Director General, ECRIN
Communications Officer, ECRIN
In Europe, almost half of clinical trials are carried out by academics in University Hospitals and other public organisations. While most industry-sponsored trials are multinational, the vast majority of investigator-initiated trials are conducted in a single country.
Even though some academics develop solutions with novel treatments, diagnostics or vaccines, their work often focuses on comparative effectiveness (comparing authorised treatment strategies); treatment optimisation (improving the current treatment regimen or combining treatments); or drug repurposing (exploring new indications for already approved drugs).
Challenges in multinational trials
When developing a trial, the researcher must ensure its feasibility, including access to enough patients and medical expertise to generate high-quality data and statistically robust results. A great way to overcome these issues is to plan a multinational trial, which can come with many other benefits including access to experienced clinical facilities and investigator networks. This is of particular importance for rare diseases but can also benefit large-scale trials in all disease areas.
Initially, the idea of opening the trial to other countries can seem straightforward, but the rarity of this approach in the academic world is challenging. Many barriers exist that can quickly deter even the most experienced researchers: differing national regulatory and ethical approvals, diversity of languages, availability of cross-border funding, contracting with hospital sites, etc.

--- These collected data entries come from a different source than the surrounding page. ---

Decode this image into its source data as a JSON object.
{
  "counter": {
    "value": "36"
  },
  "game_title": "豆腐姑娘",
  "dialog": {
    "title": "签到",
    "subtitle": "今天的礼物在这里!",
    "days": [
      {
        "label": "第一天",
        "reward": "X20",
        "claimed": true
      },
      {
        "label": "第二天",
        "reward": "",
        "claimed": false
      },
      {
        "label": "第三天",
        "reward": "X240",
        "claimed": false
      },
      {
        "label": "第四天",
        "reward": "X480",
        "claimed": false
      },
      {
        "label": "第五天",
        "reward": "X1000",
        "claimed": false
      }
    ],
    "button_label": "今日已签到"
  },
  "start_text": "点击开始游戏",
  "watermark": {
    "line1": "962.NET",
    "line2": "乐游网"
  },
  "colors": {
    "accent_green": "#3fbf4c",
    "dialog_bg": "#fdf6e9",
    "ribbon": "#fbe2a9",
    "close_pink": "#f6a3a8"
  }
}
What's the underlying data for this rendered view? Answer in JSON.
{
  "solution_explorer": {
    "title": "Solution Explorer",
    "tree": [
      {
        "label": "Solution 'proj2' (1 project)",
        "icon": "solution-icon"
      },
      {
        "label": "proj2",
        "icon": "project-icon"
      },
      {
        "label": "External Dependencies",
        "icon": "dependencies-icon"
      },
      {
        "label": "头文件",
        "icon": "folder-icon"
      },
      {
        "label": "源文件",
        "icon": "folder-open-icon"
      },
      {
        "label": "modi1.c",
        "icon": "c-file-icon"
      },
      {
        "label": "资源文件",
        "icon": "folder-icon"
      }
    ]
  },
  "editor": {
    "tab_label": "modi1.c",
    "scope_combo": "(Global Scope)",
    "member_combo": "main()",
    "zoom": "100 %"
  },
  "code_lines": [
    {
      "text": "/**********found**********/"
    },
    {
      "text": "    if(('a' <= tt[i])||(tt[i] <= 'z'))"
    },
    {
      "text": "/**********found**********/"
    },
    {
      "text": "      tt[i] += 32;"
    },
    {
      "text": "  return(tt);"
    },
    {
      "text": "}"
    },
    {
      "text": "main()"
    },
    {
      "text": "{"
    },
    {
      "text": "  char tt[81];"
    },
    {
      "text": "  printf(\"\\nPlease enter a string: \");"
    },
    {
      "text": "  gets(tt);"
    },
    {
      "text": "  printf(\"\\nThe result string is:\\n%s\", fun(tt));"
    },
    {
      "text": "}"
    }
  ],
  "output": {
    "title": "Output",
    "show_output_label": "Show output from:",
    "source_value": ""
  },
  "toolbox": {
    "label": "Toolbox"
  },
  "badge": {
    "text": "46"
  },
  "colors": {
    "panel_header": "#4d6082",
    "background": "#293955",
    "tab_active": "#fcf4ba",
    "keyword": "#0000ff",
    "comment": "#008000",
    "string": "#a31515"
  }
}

Many barriers exist that can quickly deter
even the most experienced researchers.
Supporting multinational trials
While European policies and regulations promote enhanced harmonisation and coordination, researchers still need support to bring their ideas to fruition. The European Clinical Research Infrastructure Network (ECRIN) was created to support academic researchers (and small and medium-sized enterprises) planning and conducting multinational trials, in any disease area.
With staff located in all its member countries, it is directly connected to the local clinical trial unit networks and has experience in coordinating these with the entity responsible for the trial.
With expertise in different clinical study modalities, it supports investigators and sponsors in the planning and design phases and then provides coordinated trial management services (at a non-profit rate) during implementation. ECRIN also advocates for the academic clinical research community and develops tools to facilitate working across borders.